Reinforcement Learning for Regime-Aware Pairs Trading
Regime-Switching Reinforcement Learning for Portfolio Allocation in Pairs Trading
T.B. Ilieva (TU Delft - Electrical Engineering, Mathematics and Computer Science)
F. Yu – Mentor (TU Delft - Electrical Engineering, Mathematics and Computer Science)
N. Yorke-Smith – Graduation committee member (TU Delft - Electrical Engineering, Mathematics and Computer Science)

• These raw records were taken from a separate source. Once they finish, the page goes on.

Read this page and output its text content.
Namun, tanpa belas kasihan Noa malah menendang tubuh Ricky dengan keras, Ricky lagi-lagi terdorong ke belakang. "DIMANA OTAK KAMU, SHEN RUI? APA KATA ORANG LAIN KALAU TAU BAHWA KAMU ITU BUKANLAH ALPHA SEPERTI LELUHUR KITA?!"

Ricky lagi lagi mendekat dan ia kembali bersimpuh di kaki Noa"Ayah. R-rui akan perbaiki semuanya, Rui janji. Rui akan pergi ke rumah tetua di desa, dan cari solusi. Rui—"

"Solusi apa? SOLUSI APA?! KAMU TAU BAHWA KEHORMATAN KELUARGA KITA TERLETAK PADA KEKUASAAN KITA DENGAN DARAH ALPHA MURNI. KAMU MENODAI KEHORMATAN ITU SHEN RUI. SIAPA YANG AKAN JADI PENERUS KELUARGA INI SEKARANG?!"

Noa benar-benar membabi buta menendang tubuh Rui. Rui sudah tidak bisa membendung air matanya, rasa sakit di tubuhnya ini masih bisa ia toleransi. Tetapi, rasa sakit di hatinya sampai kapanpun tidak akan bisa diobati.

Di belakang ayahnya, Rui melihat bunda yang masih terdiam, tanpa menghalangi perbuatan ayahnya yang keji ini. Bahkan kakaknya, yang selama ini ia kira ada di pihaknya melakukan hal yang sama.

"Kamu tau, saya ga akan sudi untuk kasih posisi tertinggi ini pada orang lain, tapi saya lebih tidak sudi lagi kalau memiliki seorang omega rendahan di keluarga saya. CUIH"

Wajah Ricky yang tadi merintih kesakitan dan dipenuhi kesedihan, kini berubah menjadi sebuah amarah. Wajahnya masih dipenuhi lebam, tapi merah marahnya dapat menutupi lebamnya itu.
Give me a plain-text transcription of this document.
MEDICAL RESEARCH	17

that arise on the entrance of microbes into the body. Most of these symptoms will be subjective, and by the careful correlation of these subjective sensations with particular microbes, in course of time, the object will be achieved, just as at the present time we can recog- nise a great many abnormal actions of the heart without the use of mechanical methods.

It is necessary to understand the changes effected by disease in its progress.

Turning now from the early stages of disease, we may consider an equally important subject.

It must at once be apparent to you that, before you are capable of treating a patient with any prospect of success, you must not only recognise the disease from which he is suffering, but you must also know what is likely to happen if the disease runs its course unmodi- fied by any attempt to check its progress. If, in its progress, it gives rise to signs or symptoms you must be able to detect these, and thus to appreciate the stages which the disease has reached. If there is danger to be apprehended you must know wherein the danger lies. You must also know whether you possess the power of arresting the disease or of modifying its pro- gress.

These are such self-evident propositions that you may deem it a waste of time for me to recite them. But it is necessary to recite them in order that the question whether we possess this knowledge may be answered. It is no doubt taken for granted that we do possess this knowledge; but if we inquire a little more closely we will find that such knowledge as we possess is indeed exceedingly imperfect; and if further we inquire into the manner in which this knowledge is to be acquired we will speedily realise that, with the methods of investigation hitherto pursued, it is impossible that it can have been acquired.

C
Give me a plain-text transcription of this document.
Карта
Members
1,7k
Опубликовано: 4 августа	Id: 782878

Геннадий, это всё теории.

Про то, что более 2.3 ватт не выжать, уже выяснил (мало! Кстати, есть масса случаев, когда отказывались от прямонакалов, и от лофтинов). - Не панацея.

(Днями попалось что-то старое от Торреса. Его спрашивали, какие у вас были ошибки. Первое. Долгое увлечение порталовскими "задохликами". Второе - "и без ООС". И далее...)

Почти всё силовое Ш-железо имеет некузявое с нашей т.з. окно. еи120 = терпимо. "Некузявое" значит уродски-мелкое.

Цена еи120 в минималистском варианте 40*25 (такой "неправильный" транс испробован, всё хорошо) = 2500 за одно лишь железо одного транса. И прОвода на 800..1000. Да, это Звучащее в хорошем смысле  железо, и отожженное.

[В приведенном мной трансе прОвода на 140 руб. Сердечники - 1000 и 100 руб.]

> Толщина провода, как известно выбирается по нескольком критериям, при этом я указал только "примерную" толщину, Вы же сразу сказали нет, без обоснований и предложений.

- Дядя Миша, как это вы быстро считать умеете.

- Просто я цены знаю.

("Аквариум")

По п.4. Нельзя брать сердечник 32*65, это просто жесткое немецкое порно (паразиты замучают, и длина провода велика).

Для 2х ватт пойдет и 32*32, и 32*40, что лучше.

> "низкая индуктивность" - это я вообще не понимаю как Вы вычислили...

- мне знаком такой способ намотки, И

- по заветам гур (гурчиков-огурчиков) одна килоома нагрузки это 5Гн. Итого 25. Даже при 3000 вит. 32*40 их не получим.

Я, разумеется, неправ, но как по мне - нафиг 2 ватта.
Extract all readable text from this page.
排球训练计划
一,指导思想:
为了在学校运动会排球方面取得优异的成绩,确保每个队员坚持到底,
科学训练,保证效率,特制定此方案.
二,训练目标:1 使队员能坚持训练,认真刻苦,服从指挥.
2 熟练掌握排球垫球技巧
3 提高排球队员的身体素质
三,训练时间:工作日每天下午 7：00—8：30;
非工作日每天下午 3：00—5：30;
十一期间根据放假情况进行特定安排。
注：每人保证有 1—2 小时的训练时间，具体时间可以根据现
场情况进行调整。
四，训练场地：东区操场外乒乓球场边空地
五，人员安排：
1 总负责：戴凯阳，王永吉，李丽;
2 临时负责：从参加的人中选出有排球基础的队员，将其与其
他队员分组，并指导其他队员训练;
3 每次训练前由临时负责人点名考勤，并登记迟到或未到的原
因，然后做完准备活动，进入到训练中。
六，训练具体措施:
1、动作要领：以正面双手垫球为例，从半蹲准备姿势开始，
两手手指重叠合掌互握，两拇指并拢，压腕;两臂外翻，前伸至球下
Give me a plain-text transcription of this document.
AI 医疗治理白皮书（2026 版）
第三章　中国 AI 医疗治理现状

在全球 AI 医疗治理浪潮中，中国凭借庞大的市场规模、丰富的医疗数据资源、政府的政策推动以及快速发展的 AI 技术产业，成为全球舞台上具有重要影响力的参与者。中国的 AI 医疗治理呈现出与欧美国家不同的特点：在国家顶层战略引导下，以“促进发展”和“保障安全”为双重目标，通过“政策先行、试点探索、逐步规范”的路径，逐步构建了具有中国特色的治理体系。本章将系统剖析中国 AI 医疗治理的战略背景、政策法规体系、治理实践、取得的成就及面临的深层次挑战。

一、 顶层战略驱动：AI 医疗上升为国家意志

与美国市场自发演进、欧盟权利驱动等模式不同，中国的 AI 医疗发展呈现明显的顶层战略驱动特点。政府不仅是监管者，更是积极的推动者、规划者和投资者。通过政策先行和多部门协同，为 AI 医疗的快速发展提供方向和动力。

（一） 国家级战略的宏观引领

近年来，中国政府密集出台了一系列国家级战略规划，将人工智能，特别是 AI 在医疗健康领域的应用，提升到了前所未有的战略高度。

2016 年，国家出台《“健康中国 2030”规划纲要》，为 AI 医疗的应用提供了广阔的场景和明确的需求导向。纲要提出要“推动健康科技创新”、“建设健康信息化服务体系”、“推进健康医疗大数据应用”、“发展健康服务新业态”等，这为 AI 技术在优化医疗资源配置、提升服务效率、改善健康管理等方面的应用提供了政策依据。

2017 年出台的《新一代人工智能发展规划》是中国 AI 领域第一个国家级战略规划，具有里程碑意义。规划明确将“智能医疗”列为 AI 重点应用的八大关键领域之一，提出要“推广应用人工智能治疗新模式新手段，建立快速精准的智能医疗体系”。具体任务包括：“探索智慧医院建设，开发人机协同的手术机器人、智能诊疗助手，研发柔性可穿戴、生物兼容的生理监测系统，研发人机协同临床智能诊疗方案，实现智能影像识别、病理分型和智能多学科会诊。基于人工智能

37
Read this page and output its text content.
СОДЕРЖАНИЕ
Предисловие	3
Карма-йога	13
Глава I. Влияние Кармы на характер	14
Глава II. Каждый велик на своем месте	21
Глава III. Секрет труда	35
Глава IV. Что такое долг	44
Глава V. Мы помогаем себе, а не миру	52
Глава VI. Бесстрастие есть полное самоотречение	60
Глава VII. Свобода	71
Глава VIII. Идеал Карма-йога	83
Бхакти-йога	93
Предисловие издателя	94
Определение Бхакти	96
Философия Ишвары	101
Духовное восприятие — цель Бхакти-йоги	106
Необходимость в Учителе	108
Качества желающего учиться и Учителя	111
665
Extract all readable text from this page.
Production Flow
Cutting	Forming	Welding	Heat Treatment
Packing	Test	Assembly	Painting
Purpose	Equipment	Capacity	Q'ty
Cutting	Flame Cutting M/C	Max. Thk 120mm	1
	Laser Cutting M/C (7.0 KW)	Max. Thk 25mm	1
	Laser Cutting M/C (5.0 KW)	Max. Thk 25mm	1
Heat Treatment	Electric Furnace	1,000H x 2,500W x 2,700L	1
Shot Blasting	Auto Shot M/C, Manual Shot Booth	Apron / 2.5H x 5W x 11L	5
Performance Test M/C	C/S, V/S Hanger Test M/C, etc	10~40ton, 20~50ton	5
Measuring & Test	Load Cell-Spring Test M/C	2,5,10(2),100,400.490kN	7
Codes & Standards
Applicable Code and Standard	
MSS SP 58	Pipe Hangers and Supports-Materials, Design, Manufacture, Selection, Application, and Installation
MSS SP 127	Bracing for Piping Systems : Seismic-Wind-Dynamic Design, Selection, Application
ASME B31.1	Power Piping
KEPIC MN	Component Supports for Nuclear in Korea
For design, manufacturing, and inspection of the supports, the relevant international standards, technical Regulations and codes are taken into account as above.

F.A. Oliehoek – Mentor (TU Delft - Electrical Engineering, Mathematics and Computer Science)
More Info
expand_more
Other than for strictly personal use, it is not permitted to download, forward or distribute the text or part of it, without the consent of the author(s) and/or copyright holder(s), unless the work is under an open content license such as Creative Commons.
Abstract
Pairs trading is a well-studied strategy in statistical arbitrage. By using asset pairs with correlated changes in their historical prices, the strategy profits from exploiting the non-permanent divergence of their price relationship, assuming that this relationship will revert to its long-term equilibrium. However, the dynamics of this relationship may vary over time, as the spread, which measures the deviation between the prices of paired assets, can exhibit different levels of volatility and mean-reverting behavior under different market conditions. In this paper, we propose a regime-aware reinforcement learning framework for portfolio optimization in pairs trading. We model the spread between assets and characterize its behavior using statistical features capturing its relative position to historical equilibrium, its volatility, and the strength of its mean-reverting behavior. These features are used within a Hidden Markov Model to infer latent market regimes, which represent distinct states of spread dynamics over time. The inferred regimes are incorporated into the state representation of a reinforcement learning agent, which learns to dynamically allocate capital across pairs. We evaluate the proposed approach against a regime-agnostic reinforcement learning benchmark and a classical z-score threshold strategy. In a controlled simulation study, the regime-aware agent achieves a mean Sharpe ratio of 1.354 versus 0.738 for the baseline on V/MA (ΔSharpe = +0.616) and 1.183 versus 0.564 on V/JKHY (ΔSharpe = +0.619), consistent across 10 training seeds. On real out-of-sample data from 2023 to 2026, the regime agent achieves Sharpe ratios of 0.567 and 0.609 on V/MA and V/JKHY respectively, outperforming the baseline in both cases.